Ummm...your simulation should be constantly adding new players at 1500 that play some games, lose ratings, then remove themselves from the system.  Otherwise, you're not testing anything close to reality.  It's an open system, not a closed system.  New players come in, lose a lot, and leave.  New players that don't lose a lot tend to stick longer.  Inflation is inevitable.

watcha
btickler wrote:

Ummm...your simulation should be constantly adding new players at 1500 that play some games, lose ratings, then remove themselves from the system.  Otherwise, you're not testing anything close to reality.  It's an open system, not a closed system.  New players come in, lose a lot, and leave.  New players that don't lose a lot tend to stick longer.  Inflation is inevitable.

I appreciate any constructive critique to my approach including yours. My knowledge on the workings of rating systems is very limited and Professor Glickman's paper I've only read this morning. I was just curious what realistic deviation can be expected to arise from the Glicko formulas alone.

I don't know how to get a handle on the realistic chance of players entering and leaving the pool. Could you suggest a realistic formula which in the function of the pool size, the number of played games by a player and the player's rating would tell the probability that a certain player would leave the pool or a new player would enter the pool at the end of some rating cycle.

Idrinkyourhealth

I think the time is important factor - when its allowed more time to think - the difference between 2 equal players can be higher since one of them takes it seriously and spends more time per move than other one, that just moves after 5 min thinking (like me, in the past). 

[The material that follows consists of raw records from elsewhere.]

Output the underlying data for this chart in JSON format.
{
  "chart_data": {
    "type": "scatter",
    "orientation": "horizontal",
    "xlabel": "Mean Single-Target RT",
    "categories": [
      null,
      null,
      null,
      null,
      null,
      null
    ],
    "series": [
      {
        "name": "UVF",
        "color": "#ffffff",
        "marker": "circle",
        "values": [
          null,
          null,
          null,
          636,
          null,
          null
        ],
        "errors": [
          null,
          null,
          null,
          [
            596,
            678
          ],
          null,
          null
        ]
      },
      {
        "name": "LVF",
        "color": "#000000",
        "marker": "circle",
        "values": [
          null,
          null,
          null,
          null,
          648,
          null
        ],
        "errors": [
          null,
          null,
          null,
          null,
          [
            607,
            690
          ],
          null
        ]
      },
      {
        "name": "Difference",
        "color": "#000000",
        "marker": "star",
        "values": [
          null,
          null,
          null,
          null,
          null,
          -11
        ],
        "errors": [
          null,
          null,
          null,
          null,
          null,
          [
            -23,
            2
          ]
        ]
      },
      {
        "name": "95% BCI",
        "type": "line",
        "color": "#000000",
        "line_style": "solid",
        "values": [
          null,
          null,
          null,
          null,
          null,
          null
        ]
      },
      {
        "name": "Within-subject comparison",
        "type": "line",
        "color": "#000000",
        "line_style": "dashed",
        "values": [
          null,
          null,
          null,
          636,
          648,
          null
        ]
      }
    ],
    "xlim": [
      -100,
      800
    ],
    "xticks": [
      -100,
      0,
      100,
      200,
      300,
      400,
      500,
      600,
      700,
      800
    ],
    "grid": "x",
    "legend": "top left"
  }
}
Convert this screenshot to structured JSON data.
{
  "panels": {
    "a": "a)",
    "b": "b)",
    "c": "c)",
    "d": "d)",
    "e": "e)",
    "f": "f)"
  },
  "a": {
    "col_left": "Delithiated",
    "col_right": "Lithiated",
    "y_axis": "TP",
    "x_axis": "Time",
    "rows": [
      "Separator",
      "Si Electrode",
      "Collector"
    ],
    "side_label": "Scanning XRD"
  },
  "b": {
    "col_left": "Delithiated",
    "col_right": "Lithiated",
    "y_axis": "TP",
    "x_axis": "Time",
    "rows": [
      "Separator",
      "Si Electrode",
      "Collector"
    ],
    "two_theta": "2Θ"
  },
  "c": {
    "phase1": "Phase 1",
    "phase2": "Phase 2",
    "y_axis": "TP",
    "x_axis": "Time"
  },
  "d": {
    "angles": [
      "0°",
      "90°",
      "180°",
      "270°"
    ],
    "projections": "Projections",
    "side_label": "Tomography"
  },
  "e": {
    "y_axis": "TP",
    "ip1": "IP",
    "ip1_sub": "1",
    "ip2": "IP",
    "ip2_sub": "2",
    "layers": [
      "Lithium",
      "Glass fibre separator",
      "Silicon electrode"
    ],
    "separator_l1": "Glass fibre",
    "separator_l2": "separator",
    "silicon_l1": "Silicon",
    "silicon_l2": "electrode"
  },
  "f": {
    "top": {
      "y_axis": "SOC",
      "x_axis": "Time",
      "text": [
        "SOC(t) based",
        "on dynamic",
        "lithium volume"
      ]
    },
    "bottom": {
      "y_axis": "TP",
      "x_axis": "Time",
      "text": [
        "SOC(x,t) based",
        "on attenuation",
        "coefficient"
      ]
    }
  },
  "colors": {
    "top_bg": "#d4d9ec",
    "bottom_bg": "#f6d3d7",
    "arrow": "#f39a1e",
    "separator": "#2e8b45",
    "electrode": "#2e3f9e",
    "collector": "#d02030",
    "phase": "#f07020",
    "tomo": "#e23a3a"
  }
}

And in the bliz/bullet the time is limited so both opponents spend equal time thinking moves because its very limited. In online chess u always can use the time factor as an advantage, since some pple can spend more time in this site

DiogenesDue

Unfortunately, I have no idea about the ratio of chess.com accounts that stay vs. leave.  That's the kind of info you would need to do a good simulation.  Please note that because of the ease of creating multiple accounts, it's even messier than OTB ratings.  Anyone can create an account, lose several hundred ratings points, quit, and restart at 1200 again as often as they are willing to set up new Email accounts.  Accounts are created specifically for sandbagging or playing in certain brackets, etc.

Ziggyblitz

Ziryab :- Rating pools may have the same average but they have different populations of players. Another example might be at Gameknot where they have a separate rating system for team games and these tend to be much lower for any individual player, much the same as Chess960 here.

Ziryab
Ziggyblitz wrote:

Ziryab :- Rating pools may have the same average but they have different populations of players. Another example might be at Gameknot where they have a separate rating system for team games and these tend to be much lower for any individual player, much the same as Chess960 here.

There was not a separate rating pool at GK when I played there, but there was more cheating in team games.

L_coolmint

Hello everyone,

Looking at the two charts provided on page one of this discussion thread, I think it is important for us to consider the data from a different perspective.

Currently, the focus has been on an average rating of 1099 vs 1349 in live vs online chess ratings, respectively.

However, both graph seem to show a median score that is only + or - 50 points. And, I further believe believe that this disparity is caused because the live data graph is wider than the online data graph.

Therefore, we would see that the average ratings, if both the graphs were compared in their respective ratios to each other, are in fact very similar.

Ultimately, looking at the face-value of these graphs may lead to the belief that the scores are statistically significantly different. But, with further analysis, both live and online chess ratings will be shown to be accurate.